Les femmes ingénieures ont tout à gagner des tensions actuelles sur le marché de l'emploi, selon Michael Page
Pour Fatine Dallet, directrice senior chez Michael Page en charge du recrutement des ingénieurs, les femmes souffrent encore dans les environnements de travail très masculins. Mais elle observe les efforts des recruteurs et un changement d'état d'esprit chez les candidates.
Malgré la féminisation progressive des métiers de l'ingénieur, les femmes continuent à faire face à des discriminations sur la base de leur genre, et ne s'autorisent pas toujours toutes les pistes de carrières. Fatine Dallet, directrice senior chez Michael Page en charge du recrutement des ingénieurs, elle-même ancienne ingénieure, est bien placée pour observer le phénomène. Elle fait le point pour l'Usine Nouvelle sur les progrès de ces dernières années et sur le chemin restant à parcourir.
L'Usine Nouvelle - Constatez-vous qu'il est encore aujourd'hui plus difficile pour les femmes de se faire une place dans les métiers d'ingénieurs ?
Fatine Dallet : Oui, les femmes nous en parlent parfois en entretien. Elles partagent avec nous leurs doutes sur leur capacité à bien le vivre, ou leur peur d'être pénalisées dans leur carrière. Beaucoup en souffrent. Il arrive que ce soit la raison pour laquelle elles quittent leur entreprise. Les femmes dans les industries très masculines vivent souvent des intimidations ou des remarques sexistes lors de leur intégration, surtout si elles managent des équipes. Elles sont très testées au départ. Pour réussir, il faut une vraie motivation et savoir s'imposer. C'est le profil des candidates qui postulent dans ces environnements-là. Souvent, ce sont des personnalités très affirmées.
Voyez-vous les choses évoluer malgré tout ?
Heureusement oui. Il y a dix ans, nous avions tendance à forcer les processus de recrutement des femmes. Les recruteurs nous disaient qu'elles n'allaient pas s'adapter. A force, ils ont vu que cela fonctionnait bien, que cela créait un équilibre et une complémentarité. Aujourd'hui ils veulent plus de mixité, et pour cela se fixent des objectifs de parité. Par ailleurs, on observe que les plus jeunes appréhendent moins d'intégrer l'industrie, grâce à la communication faite pour attirer les talents. Le contexte de marché aide aussi énormément les entreprises à travailler sur leur attractivité, étant donné la pénurie de compétences sur le marché de l'emploi cadre.
Comment font les entreprises pour atteindre ces objectifs de parité ? Faut-il en passer par la discrimination positive ?
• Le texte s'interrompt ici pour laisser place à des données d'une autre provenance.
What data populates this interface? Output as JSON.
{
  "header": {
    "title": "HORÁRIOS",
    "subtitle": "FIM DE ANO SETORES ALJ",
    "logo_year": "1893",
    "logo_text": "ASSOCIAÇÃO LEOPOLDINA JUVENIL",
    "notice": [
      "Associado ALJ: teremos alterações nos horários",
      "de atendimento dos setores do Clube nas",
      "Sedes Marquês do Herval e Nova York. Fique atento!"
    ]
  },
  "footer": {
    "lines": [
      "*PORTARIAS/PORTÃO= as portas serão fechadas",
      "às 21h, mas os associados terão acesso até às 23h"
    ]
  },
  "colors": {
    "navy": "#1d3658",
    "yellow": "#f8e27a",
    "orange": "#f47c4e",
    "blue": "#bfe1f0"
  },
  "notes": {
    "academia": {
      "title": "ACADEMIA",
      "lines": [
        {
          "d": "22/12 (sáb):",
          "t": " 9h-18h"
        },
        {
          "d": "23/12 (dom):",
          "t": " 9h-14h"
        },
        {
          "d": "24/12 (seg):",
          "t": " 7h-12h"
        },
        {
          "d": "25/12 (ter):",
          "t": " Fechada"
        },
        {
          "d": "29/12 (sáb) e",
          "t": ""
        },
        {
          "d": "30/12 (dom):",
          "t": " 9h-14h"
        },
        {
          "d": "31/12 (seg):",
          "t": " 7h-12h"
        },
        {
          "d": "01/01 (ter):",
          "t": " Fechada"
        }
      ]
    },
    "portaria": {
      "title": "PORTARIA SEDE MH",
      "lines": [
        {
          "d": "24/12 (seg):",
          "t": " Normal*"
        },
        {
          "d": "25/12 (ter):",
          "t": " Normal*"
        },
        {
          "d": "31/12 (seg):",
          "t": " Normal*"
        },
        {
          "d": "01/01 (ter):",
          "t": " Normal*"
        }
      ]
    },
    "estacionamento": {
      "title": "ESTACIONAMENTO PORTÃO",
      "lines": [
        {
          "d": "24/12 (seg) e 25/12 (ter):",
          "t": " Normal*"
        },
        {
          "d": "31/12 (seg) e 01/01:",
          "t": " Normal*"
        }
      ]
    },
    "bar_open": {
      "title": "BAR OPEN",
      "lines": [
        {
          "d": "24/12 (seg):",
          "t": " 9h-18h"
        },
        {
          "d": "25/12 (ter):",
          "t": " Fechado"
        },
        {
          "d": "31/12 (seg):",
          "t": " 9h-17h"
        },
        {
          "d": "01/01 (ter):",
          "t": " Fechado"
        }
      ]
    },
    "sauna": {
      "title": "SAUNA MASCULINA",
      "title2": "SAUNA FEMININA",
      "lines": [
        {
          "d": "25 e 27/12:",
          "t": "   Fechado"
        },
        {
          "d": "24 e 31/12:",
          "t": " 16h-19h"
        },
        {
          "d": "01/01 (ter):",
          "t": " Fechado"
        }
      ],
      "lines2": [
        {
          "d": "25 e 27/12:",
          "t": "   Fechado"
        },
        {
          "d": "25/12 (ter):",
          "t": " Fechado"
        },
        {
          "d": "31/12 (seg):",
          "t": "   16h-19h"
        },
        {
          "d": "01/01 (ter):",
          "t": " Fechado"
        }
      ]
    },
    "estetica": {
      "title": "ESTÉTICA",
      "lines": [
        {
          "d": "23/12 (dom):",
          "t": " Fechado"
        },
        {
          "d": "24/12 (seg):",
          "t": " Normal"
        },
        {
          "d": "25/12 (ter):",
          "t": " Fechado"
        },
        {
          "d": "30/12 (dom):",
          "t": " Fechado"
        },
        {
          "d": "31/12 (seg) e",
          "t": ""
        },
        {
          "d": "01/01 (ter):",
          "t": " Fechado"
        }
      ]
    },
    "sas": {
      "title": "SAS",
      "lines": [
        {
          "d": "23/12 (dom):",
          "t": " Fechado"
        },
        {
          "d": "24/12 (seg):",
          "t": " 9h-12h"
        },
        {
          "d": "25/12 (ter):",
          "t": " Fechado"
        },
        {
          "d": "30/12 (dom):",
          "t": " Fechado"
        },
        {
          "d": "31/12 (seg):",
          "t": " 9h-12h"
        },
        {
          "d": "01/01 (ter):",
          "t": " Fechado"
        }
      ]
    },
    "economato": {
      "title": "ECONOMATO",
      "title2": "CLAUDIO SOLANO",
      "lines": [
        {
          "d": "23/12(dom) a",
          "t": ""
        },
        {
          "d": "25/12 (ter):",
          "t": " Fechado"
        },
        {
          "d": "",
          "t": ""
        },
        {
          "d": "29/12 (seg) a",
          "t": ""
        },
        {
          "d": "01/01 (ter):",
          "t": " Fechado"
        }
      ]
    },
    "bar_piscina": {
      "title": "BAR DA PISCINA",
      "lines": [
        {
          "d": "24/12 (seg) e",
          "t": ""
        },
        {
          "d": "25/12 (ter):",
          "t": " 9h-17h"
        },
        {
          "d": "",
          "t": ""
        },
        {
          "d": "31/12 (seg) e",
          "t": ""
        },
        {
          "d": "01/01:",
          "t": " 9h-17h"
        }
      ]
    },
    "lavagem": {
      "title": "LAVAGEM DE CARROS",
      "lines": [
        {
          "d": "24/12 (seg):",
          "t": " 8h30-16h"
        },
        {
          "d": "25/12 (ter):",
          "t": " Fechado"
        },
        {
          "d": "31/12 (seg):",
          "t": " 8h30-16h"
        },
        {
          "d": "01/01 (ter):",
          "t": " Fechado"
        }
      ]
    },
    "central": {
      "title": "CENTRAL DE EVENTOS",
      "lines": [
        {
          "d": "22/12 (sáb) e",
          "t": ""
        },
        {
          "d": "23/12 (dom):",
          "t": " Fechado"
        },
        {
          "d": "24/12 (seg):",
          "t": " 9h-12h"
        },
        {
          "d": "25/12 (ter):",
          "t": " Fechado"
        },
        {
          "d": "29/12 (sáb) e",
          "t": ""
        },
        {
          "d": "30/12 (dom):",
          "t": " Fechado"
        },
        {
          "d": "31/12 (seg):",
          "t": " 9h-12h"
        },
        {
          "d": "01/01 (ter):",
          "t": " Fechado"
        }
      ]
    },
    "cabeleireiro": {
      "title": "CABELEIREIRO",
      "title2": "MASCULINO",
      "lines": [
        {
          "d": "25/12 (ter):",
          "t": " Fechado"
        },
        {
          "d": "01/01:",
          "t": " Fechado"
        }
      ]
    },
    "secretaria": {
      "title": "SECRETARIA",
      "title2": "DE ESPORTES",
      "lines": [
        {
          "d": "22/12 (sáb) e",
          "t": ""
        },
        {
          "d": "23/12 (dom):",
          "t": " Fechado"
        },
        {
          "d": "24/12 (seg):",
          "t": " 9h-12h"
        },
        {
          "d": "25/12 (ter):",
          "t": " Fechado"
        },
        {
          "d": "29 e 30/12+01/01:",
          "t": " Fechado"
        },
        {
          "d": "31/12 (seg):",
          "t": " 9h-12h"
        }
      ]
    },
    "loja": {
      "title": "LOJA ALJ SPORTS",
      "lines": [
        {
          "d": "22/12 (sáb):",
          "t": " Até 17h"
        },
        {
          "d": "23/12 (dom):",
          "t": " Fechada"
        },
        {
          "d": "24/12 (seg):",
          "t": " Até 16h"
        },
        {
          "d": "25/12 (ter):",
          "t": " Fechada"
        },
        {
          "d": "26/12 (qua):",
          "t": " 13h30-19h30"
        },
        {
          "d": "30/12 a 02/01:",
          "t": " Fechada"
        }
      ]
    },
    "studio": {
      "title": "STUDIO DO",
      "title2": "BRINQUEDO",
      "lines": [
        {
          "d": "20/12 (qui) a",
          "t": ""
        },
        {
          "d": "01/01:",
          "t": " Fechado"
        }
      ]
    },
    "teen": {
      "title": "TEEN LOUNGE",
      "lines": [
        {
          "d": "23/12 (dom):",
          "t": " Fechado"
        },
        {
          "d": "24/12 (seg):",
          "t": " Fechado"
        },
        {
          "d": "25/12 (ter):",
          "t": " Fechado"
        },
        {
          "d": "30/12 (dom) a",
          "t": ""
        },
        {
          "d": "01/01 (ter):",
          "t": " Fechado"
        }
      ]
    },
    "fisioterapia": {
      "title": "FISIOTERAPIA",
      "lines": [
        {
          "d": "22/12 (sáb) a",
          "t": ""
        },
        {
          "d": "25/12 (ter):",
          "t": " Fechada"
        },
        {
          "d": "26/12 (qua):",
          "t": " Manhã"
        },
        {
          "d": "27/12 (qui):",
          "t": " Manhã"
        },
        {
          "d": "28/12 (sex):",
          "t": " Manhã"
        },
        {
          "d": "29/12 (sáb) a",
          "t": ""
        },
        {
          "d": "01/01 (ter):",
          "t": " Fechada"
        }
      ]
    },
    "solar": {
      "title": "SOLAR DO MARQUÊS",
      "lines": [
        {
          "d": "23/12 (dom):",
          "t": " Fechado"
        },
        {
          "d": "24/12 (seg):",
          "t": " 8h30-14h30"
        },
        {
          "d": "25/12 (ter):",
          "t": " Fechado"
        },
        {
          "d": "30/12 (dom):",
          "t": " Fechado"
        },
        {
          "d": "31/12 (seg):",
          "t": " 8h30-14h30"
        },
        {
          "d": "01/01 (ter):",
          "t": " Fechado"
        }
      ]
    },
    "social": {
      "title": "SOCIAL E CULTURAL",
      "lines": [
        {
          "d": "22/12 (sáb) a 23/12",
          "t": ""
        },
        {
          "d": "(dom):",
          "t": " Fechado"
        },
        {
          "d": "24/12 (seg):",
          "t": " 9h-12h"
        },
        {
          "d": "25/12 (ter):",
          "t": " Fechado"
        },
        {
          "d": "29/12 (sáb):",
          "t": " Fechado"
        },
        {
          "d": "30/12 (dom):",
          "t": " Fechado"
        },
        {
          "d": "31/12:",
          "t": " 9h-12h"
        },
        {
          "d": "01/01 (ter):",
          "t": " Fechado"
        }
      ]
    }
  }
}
Ils se traduisent avant tout dans la communication et dans la culture d'entreprise, pas dans les choix au niveau des short-lists. Les entreprises développent, par exemple, du storytelling sur les réseaux sociaux, créent des réseaux féminins, sollicitent les associations pour aller chercher des profils féminins… Mais la discrimination positive, je n'ai jamais vu ça. On reste toujours sur des recrutements basés sur les compétences. Les entreprises travaillent aussi sur la progression au mérite et les inégalités salariales, ainsi que sur des politiques de rétention des talents féminins.
Cela fonctionne-t-il ?
Sur l'ensemble des postes d'ingénieurs, nous recevons environ 25% de candidatures de femmes, soit une proportion similaire à leur présence dans les écoles d'ingénieurs. Mais il y a beaucoup plus de candidates sur des postes en R&D, qualité, hygiène et sécurité, que dans l'industrie lourde, la technologie ou le management opérationnel en usine.